If it is not abolished, as I think it should be, the next ACC meeting will be in Aotearoa New Zealand, in 2012. One venue for consideration could be Waiouru, at the beginning of the Desert Road. Okay, bad joke. By contrast here is an excerpt from a good sermon by outgoing ACC Chair, Bishop John Paterson (soon also to be outgoing Bishop of Auckland, as he has announced his retirement as from 31 March 2010):
"And they got the shock of their lives. The stone was already rolled away. ‘The stone was rolled back’ – an example perhaps of Mark’s use of the passive voice to avoid speaking directly of God. We are to understand that the entire event is God’s doing.
I like to ponder about that stone. Mark makes the point that it was extremely large, yet when the women arrived, they found that it had been rolled away. Are there any large stones in our lives? “Who will roll the stone away?” the women asked. Who can roll the stone away from the death, from the negativity that so easily causes us to stumble and even to stop? Who will roll the stone away from those places where death and decay have us locked in, have us trapped? Are we looking for the experience of triumph or hoping for the experience of presence? Does the empty tomb represent the assurance that God is present in our times of limits and losses? Have we manufactured any large stones and are now unable of our own strength to roll them away? Have we manufactured a large stone called ‘An Anglican Covenant’ that will seal off creative, faithful life in the Communion? I trust not.

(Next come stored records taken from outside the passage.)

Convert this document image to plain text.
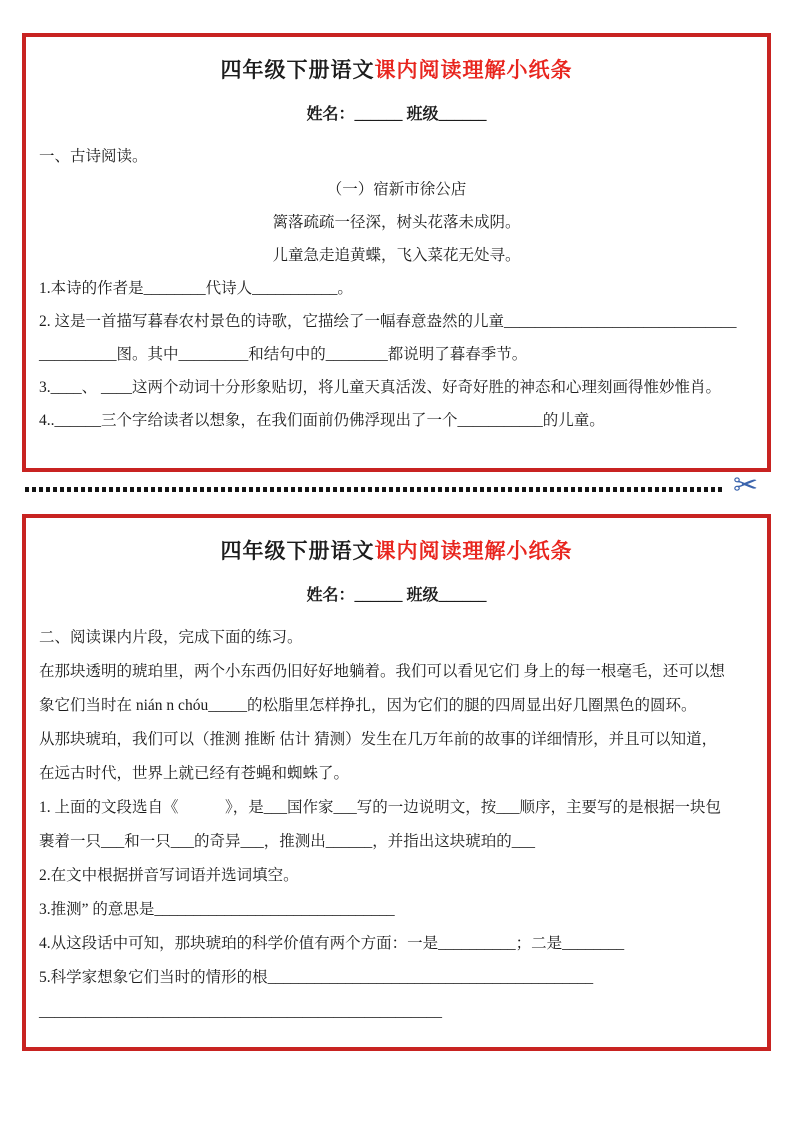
四年级下册语文课内阅读理解小纸条
姓名：______ 班级______
一、古诗阅读。
（一）宿新市徐公店
篱落疏疏一径深，树头花落未成阴。
儿童急走追黄蝶，飞入菜花无处寻。
1.本诗的作者是________代诗人___________。
2. 这是一首描写暮春农村景色的诗歌，它描绘了一幅春意盎然的儿童______________________________
__________图。其中_________和结句中的________都说明了暮春季节。
3.____、 ____这两个动词十分形象贴切，将儿童天真活泼、好奇好胜的神态和心理刻画得惟妙惟肖。
4..______三个字给读者以想象，在我们面前仍佛浮现出了一个___________的儿童。
✂
四年级下册语文课内阅读理解小纸条
姓名：______ 班级______
二、阅读课内片段，完成下面的练习。
在那块透明的琥珀里，两个小东西仍旧好好地躺着。我们可以看见它们 身上的每一根毫毛，还可以想
象它们当时在 nián n chóu_____的松脂里怎样挣扎，因为它们的腿的四周显出好几圈黑色的圆环。
从那块琥珀，我们可以（推测 推断 估计 猜测）发生在几万年前的故事的详细情形，并且可以知道，
在远古时代，世界上就已经有苍蝇和蜘蛛了。
1. 上面的文段选自《　　　》，是___国作家___写的一边说明文，按___顺序，主要写的是根据一块包
裹着一只___和一只___的奇异___，推测出______，并指出这块琥珀的___
2.在文中根据拼音写词语并选词填空。
3.推测” 的意思是_______________________________
4.从这段话中可知，那块琥珀的科学价值有两个方面：一是__________；二是________
5.科学家想象它们当时的情形的根__________________________________________
____________________________________________________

Perhaps there are other large stones with different labels that we might wish God to roll away – stones that might be labeled ‘conservative’, ‘liberal’, ‘orthodox’, ‘Windsor’, ‘Gafcon’ – are a few possibilities. Will God roll those stones away in order to let new life, new light, new hope emerge."
It's more upbeat than the Presidential Lament of Archbishop Rowan Williams. It includes a restatement of the importance of ACC. I disagree. The ACC is not wholly representative of the true theological diversity of the Communion and of its member churches. It should go. I am available to pronounce the last rites in 2012!